In 1969, 17 year old Cuban, Armando Socarras Ramirez survived hiding in the right wheel well of a Douglas DC-8 on an eight-hour flight from Havana to Madrid. Upon landing he was found on the ground covered in ice and not breathing, Dubbed ”the popsicle” by Spanish doctors, he recovered fully.
In 2006 an Australian man named Ricky Megee became stranded in the outback and survived 71 days on a diet of leeches, frogs, insects, snakes, ants, lizards and edible plants.

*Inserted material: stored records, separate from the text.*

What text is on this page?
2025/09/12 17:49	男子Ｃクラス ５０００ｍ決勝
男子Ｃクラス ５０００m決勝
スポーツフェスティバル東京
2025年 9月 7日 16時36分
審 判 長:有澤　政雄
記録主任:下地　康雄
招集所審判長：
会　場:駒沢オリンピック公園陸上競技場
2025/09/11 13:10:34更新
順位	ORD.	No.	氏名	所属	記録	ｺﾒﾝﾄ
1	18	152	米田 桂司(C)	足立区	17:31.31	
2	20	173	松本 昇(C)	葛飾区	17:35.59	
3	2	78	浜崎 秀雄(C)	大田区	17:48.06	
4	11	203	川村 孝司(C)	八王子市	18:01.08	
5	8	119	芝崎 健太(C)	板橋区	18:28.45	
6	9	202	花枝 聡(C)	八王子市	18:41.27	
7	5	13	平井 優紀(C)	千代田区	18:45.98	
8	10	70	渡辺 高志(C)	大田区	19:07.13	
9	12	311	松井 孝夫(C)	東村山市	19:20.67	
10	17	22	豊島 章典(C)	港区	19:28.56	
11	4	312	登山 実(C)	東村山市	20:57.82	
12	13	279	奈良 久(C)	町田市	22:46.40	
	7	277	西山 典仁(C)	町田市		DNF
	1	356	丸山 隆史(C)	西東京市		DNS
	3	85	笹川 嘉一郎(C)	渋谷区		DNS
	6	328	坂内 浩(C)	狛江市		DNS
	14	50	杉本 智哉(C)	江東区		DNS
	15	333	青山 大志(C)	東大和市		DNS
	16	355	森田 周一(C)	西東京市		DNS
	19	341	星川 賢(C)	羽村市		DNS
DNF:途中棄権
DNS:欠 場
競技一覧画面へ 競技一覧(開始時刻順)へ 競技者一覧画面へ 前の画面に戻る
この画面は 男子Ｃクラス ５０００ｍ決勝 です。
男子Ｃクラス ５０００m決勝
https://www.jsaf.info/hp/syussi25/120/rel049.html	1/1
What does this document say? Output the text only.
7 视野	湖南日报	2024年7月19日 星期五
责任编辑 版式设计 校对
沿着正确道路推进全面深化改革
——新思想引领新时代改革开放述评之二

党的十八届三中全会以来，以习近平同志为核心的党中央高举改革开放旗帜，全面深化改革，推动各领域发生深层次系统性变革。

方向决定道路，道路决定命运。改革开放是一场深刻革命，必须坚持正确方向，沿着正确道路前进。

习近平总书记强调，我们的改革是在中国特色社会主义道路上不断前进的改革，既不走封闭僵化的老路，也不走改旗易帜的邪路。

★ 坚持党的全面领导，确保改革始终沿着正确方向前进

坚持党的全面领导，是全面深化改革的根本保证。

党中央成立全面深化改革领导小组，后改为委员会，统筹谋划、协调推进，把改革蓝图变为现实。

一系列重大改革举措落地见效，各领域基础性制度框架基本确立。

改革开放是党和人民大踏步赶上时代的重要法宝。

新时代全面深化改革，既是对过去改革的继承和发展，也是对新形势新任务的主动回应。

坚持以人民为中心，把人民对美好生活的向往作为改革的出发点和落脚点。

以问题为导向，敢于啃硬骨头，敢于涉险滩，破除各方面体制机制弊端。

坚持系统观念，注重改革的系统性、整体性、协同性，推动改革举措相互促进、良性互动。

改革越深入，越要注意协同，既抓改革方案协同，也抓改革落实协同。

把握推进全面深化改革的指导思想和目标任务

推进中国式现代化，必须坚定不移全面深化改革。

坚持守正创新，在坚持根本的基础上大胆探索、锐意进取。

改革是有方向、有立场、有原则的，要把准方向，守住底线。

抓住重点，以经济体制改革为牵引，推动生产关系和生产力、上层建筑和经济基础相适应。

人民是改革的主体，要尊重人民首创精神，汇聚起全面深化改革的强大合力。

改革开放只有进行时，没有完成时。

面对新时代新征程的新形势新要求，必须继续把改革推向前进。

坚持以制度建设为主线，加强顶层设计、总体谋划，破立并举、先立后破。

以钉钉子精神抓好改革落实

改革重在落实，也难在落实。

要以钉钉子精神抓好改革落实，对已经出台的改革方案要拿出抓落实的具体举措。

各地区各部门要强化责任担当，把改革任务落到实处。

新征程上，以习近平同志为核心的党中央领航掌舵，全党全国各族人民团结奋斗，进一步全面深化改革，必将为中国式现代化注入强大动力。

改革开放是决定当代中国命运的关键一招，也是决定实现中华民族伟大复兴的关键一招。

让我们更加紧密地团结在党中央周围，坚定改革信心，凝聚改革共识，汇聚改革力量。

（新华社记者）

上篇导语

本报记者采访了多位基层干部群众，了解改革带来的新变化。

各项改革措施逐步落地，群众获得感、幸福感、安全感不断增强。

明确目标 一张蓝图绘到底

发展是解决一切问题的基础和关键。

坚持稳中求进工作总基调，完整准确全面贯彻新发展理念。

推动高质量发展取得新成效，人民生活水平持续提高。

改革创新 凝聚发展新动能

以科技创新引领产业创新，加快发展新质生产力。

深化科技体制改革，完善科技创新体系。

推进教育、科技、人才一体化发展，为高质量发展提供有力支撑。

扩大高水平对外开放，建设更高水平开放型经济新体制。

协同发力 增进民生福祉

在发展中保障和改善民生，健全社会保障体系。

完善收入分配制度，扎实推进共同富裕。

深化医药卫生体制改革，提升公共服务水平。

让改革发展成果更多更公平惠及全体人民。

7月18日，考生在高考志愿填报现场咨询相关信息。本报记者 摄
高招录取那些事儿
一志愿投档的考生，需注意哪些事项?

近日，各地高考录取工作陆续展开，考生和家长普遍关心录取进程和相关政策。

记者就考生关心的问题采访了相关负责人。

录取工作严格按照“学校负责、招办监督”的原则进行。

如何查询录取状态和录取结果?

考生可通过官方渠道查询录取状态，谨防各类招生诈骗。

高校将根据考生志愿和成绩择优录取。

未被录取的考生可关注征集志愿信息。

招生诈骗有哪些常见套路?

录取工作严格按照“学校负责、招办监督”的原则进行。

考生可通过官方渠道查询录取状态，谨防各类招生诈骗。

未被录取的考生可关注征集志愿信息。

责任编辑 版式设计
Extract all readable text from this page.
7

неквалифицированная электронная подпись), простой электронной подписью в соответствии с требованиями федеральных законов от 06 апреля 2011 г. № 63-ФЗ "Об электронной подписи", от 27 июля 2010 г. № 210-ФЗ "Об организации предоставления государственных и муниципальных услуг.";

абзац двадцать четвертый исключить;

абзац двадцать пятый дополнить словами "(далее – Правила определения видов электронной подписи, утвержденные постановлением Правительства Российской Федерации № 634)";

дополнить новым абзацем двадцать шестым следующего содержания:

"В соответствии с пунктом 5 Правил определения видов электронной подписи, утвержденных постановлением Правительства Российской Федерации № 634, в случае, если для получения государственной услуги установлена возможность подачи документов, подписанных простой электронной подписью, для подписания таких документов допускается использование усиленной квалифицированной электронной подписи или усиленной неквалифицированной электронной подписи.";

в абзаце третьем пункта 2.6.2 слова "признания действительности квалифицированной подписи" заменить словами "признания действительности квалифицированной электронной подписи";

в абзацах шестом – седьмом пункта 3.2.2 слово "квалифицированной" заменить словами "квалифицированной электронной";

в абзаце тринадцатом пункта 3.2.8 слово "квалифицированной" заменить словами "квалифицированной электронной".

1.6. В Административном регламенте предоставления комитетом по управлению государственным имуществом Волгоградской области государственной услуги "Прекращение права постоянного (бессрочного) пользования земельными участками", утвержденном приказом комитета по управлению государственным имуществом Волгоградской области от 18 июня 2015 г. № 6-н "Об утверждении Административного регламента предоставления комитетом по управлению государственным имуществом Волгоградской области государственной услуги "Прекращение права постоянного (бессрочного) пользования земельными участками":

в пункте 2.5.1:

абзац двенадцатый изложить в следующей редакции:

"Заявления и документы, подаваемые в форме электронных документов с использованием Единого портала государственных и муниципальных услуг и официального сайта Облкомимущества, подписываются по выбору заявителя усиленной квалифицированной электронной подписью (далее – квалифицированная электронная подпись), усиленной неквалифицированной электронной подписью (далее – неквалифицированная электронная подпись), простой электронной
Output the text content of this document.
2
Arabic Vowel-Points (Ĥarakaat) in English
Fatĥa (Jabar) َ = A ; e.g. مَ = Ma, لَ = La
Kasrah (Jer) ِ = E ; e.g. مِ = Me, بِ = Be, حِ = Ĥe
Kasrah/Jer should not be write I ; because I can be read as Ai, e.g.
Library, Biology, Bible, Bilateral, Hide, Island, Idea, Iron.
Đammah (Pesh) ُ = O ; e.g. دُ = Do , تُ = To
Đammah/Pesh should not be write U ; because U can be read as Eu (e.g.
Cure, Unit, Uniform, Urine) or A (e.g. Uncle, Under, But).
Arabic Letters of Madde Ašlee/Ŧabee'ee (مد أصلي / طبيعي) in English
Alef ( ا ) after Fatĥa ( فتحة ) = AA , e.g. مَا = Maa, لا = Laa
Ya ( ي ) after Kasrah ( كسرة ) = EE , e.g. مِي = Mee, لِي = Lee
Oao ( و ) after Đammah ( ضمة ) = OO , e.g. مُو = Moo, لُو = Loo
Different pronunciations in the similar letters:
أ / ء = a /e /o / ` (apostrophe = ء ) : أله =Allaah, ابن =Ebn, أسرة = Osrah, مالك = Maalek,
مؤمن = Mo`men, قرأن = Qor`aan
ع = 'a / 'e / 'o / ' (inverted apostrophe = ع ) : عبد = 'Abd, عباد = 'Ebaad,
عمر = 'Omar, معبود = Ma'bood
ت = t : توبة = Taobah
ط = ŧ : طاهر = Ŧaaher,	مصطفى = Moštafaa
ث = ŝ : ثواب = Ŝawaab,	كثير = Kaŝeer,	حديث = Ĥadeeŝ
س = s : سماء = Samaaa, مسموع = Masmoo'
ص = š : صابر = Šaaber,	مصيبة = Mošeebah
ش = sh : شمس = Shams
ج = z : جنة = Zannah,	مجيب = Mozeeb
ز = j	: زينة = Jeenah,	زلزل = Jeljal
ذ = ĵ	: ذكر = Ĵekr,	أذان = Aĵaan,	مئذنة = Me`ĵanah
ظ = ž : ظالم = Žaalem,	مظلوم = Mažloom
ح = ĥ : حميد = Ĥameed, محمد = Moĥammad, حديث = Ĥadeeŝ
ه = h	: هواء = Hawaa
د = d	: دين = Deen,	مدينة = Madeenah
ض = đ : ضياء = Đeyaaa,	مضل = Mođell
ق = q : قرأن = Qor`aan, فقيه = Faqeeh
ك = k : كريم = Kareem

In 2016 a British reality show about surviving the wilderness of the Scottish highlands, but was cancelled after 4 episodes. The producers decided not to tell contestants that the show had been cancelled and allowed them to continue living in the wilderness for over a year to no end.
In 1954, Ernest Hemingway survived two plane crashes in two days.
After the second crash, the writer was presumed dead, but walked out of the jungle the next day, still holding a bottle of gin.
There is a man called José Salvador Alvarenga who holds the Guinness World Record for longest time being lost at sea. He was lost for 438 days in a boat that was about 7 meters long and almost one meter wide. He survived by eating raw fish, turtles and birds and by drinking rain water.
In 2005 a woman in Arkansas survived hitting parking lot asphalt face-first during her first solo jump after her main chute failed and reserve malfunctioned, only to learn during surgery that she was pregnant. The baby also survived.
Marshall Mabey was a $1 a day NYC tunnel worker called “Sandmen”. On Feb 19 1916, he was working under the East River where the tunnel was pressurized to prevent cave ins. A crack in the ceiling vented Mabey up through the mud, the East River and 25 feet into the air. He lived and was uninjured.
In 2007, Ewa Wisnerska, a professional paraglider, was sucked into a storm cloud and survived being 10,000 metres in the air without oxygen and subjected to temperatures of -50 °c. after an hour and falling back down to 6,900 metres she came to and was able to fly her way back down to earth.
4 sailors survived at sea off the coast of New Zealand for 118 days after their trimaran, the Rose-Noelle, was upturned by a rogue wave. They cut holes in the hull, collected rainwater, and eventually caught and cooked fish. They were in such good shape upon return many doubted their story.